Metropolitan Life, Social Studies, The Fran Lebowitz Reader, Mr. Chas and Lisa Sue Meet the Panda yazarın basılmış kitapları arasında. 90’ların ortasından beri de yazar tıkanması (writer’s block) yaşadığını söylüyor.

Fran Lebowitz & Martin Scorsese
Fran Lebowitz & Martin Scorsese | Fotoğraf: The New York Times

Fran Lebowitz, Martin Scorsese ile orijinal adı ”Pretend It’s a City” olan belgeselin yapımcılığını paylaşıyor. Scorsese belgeselin yönetmeni de aynı zamanda. Ve yalnızca kamera arkasında yer almıyor. Çoğunlukla ikisini beraber izliyoruz. Birlikte çalıştıkları başka projeler de var. Public Speaking, The Wolf of Wall Street gibi. Eskiden beri arkadaşlar, o kadar ki ne zaman ve nasıl tanıştıklarını dahi hatırlamıyorlar. Lebowitz, muhtemelen bir partide olduğunu söylüyor. Partileri sevmesiyle ünlü.

Fran Lebowitz
Fran Lebowitz | Fotoğraf: Untapped New York

Belgeselin bazı sahnelerinde Lebowitz, Robert Moses tarafından yapılmış bir New York şehri modelinin içinde yürüyor. Bazı sahnelerde ise bizzat şehrin sokaklarında. İlk bölümde, zeminlere yerleştirilmiş levhalara vurgu yapıyor. Şehre bakmakla yetinmiyor, şehri görüyor. Mesela, New York şehrindeki değişimin en sembolik örneğinin Columbus Circle’daki 24 saat açık gazete standının artık bisiklet kiralama dükkanı olması gerektiğini düşünüyor. Gerçek bir New Yorker. Şehirden yakınmasını dinlemek bile tatlı. Ve şehirden yırtınırcasına yakınırken bile aslında şehre ilan-ı aşk ediyor. Times Meydanı’na yerleştirilen şezlonglardan nefret ediyor, pek çok şeyden olduğu gibi. ”Büyükannemin evi gibi, her an bir yerlerde şeker kavanozu görecekmişim gibi.”

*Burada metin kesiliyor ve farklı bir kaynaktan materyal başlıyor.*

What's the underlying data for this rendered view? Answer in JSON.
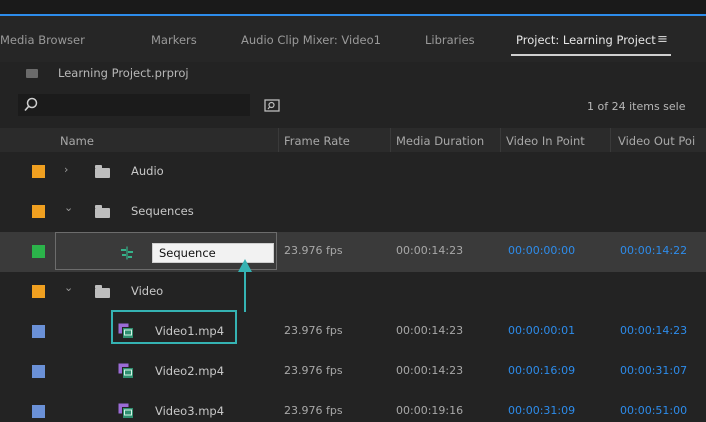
{
  "tabs": [
    {
      "label": "Media Browser",
      "active": false
    },
    {
      "label": "Markers",
      "active": false
    },
    {
      "label": "Audio Clip Mixer: Video1",
      "active": false
    },
    {
      "label": "Libraries",
      "active": false
    },
    {
      "label": "Project: Learning Project",
      "active": true
    }
  ],
  "menu_icon": "≡",
  "project": {
    "filename": "Learning Project.prproj"
  },
  "search": {
    "value": "",
    "placeholder": ""
  },
  "items_count": "1 of 24 items sele",
  "columns": [
    "Name",
    "Frame Rate",
    "Media Duration",
    "Video In Point",
    "Video Out Poi"
  ],
  "rows": [
    {
      "type": "folder",
      "name": "Audio",
      "expanded": false,
      "label_color": "#f0a020",
      "frame_rate": "",
      "media_duration": "",
      "in_point": "",
      "out_point": ""
    },
    {
      "type": "folder",
      "name": "Sequences",
      "expanded": true,
      "label_color": "#f0a020",
      "frame_rate": "",
      "media_duration": "",
      "in_point": "",
      "out_point": ""
    },
    {
      "type": "sequence",
      "name": "Sequence",
      "editing": true,
      "label_color": "#2bb34a",
      "frame_rate": "23.976 fps",
      "media_duration": "00:00:14:23",
      "in_point": "00:00:00:00",
      "out_point": "00:00:14:22"
    },
    {
      "type": "folder",
      "name": "Video",
      "expanded": true,
      "label_color": "#f0a020",
      "frame_rate": "",
      "media_duration": "",
      "in_point": "",
      "out_point": ""
    },
    {
      "type": "clip",
      "name": "Video1.mp4",
      "label_color": "#6a90d6",
      "frame_rate": "23.976 fps",
      "media_duration": "00:00:14:23",
      "in_point": "00:00:00:01",
      "out_point": "00:00:14:23"
    },
    {
      "type": "clip",
      "name": "Video2.mp4",
      "label_color": "#6a90d6",
      "frame_rate": "23.976 fps",
      "media_duration": "00:00:14:23",
      "in_point": "00:00:16:09",
      "out_point": "00:00:31:07"
    },
    {
      "type": "clip",
      "name": "Video3.mp4",
      "label_color": "#6a90d6",
      "frame_rate": "23.976 fps",
      "media_duration": "00:00:19:16",
      "in_point": "00:00:31:09",
      "out_point": "00:00:51:00"
    }
  ],
  "colors": {
    "accent_blue": "#2d8ceb",
    "callout": "#35b3b3",
    "folder_label": "#f0a020",
    "sequence_label": "#2bb34a",
    "clip_label": "#6a90d6"
  },
  "icons": {
    "folder": "folder-icon",
    "sequence": "sequence-icon",
    "clip": "video-clip-icon",
    "search": "search-icon",
    "new_bin": "new-bin-icon",
    "project_file": "project-file-icon"
  }
}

Çok belirgin bir karakteri, duruşu var. Eğer bunlar doğru kelimelerse. Kabul görmek için düşündüğünden farklı konuşmayacağına ya da davranmayacağına emin olabilirsiniz. Akıma kapılmak yerine gözlemlemeyi başarabiliyor. Hatta gözlemlemenin zevkine inanıyor. Ama ‘guilty pleasure’a asla! Keyif veren bir şeyden dolayı suçluluk hissedilmesini kabul etmiyor. Eleştirmekten keyif aldığı bir konsept de wellness ve kapsadığı her şey: ”Sokaktaki insanların üçte birinin yoga matı var. Sırf bu bile beni yogadan uzak tutar. New York eskiden çok daha şıktı.” Evet, şıklık onun için önemli. Belgeselde de stilini, modayı ne kadar önemsediğini anlayabiliyorsunuz. The Player’s Club’da çekilen sahnelerde taktığı kol düğmelerini anlatırken ki hayranlığı buna bir örnek. Ve spordan nefret ettiğini defalarca tekrar etse de, efsane Ali-Frazier maçına gittiğini öğreniyoruz. Burada en etkilendiği şey ne mi? İnsanların şıklığı. Şimdilerin podyumlarından bile iyi olduğunu düşünüyor…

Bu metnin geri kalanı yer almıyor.